Here is a more fleshed out version of Michael Goldhaber's lecture on the attention economy, which I had linked to previously. It smacks of business-culture oversimplification, pitched with the hucksterish hype one must apparently use when talking to management types, but it still offers an interesting case. If goods and information are no longer scarce in Western economies (a big if) then economics -- the study of the allocation of scarce resources -- should shift to attention, as its limits become more obvious the more we are oversaturated with media and data. (It seems as though one of the definitive contemporary struggles everyone goes through, one of the determining dialectics for an individual's sense of self, is between accumulating and purging. Our personality is a by-product of how we have our cultural filters calibrated. For instance, I marvel at all the new things available to me and find the pull to acquire them irresistible; yet each new thing I get robs me of some of the value I used to find in the stuff I already had. Always the allure of quality, then undertow of quantity taking me out to sea.) Goldhaber suggests attention is even more fundamental than money, less a medium to measure value than a primary, transcendental good in itself, always valuable regardless of context, thus a suitable Archimedian point upon which to move the world and explain everything:

But, just as in a money economy practically everyone must have some money to survive, so attention in some quantities is pretty much a prerequisite for survival, and attention is actually far more basic. This has always been the case for tiny babies. About the only thing they can get for themselves, or can give, is attention, which they begin to do within a half hour of birth, by smiling at those who smile at them. Without attention an infant could never satisfy its material needs, for food, warmth, fresh diapers, being burped, and so on. At a slightly later stage infants and toddlers need attention if they are to develop any sense of themselves as persons, and neither of those needs ever completely goes away. So even if you do not especially make a point of reaching for attention, even if you are very shy and reclusive, you still probably cannot do without some minimum, which however reluctantly, you may have to fight for. And no matter how humble you now may be, at some time in your own childhood you certainly sought attention, or you wouldn't be here.

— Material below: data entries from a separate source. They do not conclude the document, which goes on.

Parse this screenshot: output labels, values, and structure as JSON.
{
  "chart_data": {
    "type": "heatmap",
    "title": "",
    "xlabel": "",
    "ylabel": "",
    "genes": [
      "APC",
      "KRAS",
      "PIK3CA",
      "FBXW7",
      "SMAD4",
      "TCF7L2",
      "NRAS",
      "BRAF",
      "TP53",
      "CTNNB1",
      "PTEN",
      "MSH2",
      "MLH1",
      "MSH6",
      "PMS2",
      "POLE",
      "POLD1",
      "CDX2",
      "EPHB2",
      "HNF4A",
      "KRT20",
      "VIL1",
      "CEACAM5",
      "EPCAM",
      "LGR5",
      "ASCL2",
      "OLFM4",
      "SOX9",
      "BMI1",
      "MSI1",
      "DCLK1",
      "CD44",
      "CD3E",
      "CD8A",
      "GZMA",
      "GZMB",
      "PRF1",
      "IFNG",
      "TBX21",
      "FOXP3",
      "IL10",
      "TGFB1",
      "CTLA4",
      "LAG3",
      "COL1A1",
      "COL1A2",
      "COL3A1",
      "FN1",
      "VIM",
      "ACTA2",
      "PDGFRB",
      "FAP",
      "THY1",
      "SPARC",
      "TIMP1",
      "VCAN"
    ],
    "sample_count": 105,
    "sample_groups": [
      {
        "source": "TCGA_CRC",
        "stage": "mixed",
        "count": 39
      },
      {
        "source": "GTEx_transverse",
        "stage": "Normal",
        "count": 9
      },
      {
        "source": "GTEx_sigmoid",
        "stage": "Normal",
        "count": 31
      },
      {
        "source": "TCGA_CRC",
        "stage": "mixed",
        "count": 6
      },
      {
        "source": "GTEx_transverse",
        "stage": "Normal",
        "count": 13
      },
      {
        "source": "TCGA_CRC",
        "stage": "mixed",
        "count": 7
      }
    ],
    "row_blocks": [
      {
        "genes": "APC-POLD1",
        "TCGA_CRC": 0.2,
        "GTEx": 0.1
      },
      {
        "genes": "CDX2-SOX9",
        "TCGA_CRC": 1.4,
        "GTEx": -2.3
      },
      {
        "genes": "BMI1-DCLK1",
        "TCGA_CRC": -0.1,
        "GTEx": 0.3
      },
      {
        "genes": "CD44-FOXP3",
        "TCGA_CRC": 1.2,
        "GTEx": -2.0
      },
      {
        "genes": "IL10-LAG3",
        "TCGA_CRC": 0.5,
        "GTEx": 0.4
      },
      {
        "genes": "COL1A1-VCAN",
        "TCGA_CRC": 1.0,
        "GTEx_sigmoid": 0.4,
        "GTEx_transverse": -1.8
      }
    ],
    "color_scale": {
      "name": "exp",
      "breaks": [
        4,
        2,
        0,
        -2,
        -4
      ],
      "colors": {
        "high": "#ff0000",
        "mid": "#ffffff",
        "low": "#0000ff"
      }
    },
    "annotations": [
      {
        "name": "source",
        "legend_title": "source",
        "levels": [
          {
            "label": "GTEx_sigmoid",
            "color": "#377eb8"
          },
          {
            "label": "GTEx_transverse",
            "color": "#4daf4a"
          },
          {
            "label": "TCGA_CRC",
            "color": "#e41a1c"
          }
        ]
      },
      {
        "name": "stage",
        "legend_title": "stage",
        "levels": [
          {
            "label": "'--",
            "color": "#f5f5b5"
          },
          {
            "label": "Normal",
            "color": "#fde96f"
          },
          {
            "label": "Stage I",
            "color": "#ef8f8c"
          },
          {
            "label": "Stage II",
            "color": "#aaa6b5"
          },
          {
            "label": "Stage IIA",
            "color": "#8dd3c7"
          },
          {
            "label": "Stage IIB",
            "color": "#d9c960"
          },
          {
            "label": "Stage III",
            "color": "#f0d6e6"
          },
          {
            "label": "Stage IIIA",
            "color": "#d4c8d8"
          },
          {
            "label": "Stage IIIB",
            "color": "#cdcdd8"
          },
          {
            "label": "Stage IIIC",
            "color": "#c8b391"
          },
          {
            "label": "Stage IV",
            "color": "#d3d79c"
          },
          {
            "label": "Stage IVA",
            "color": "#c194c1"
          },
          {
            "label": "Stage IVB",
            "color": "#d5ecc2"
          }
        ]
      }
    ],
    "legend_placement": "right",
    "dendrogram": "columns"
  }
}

As we move towards an attention economy in a fuller sense, the ethos of the old economy which makes it often bad taste or a poor strategy to consciously seek attention seems to be giving way to an attitude that makes having a lot of attention rather admirable and seeking it not at all to be frowned upon. Think of the sorts of things people are now willing to admit about themselves just to get on the likes of Oprah or the Sally Jesse Raphael show. Even the President of the United States is willing to discuss his underwear on nationwide television.

Goldhaber points out that a culture fixated on the distribution of attention will privilege individuals over communities: "It is no coincidence that some of the most popular uses of computers, fax machines, networks, phone systems, etc., have more to do with getting attention than with directly aiding what they are supposedly about, increasing productivity of an organization or society as a whole. For an important truth is getting attention is of primary value to individuals rather than organizations, and attention also flows from individuals." I wonder to what degree the entertainment industry abets the process of investing attention with value, no matter what kind of attention it is, elevating attention to the status of gold, a basis for all other value. Are the pleasures of attention really transcendent, or has the advent of a relentless 24-hour global entertainment industry devoted to exploiting fame made it seem so?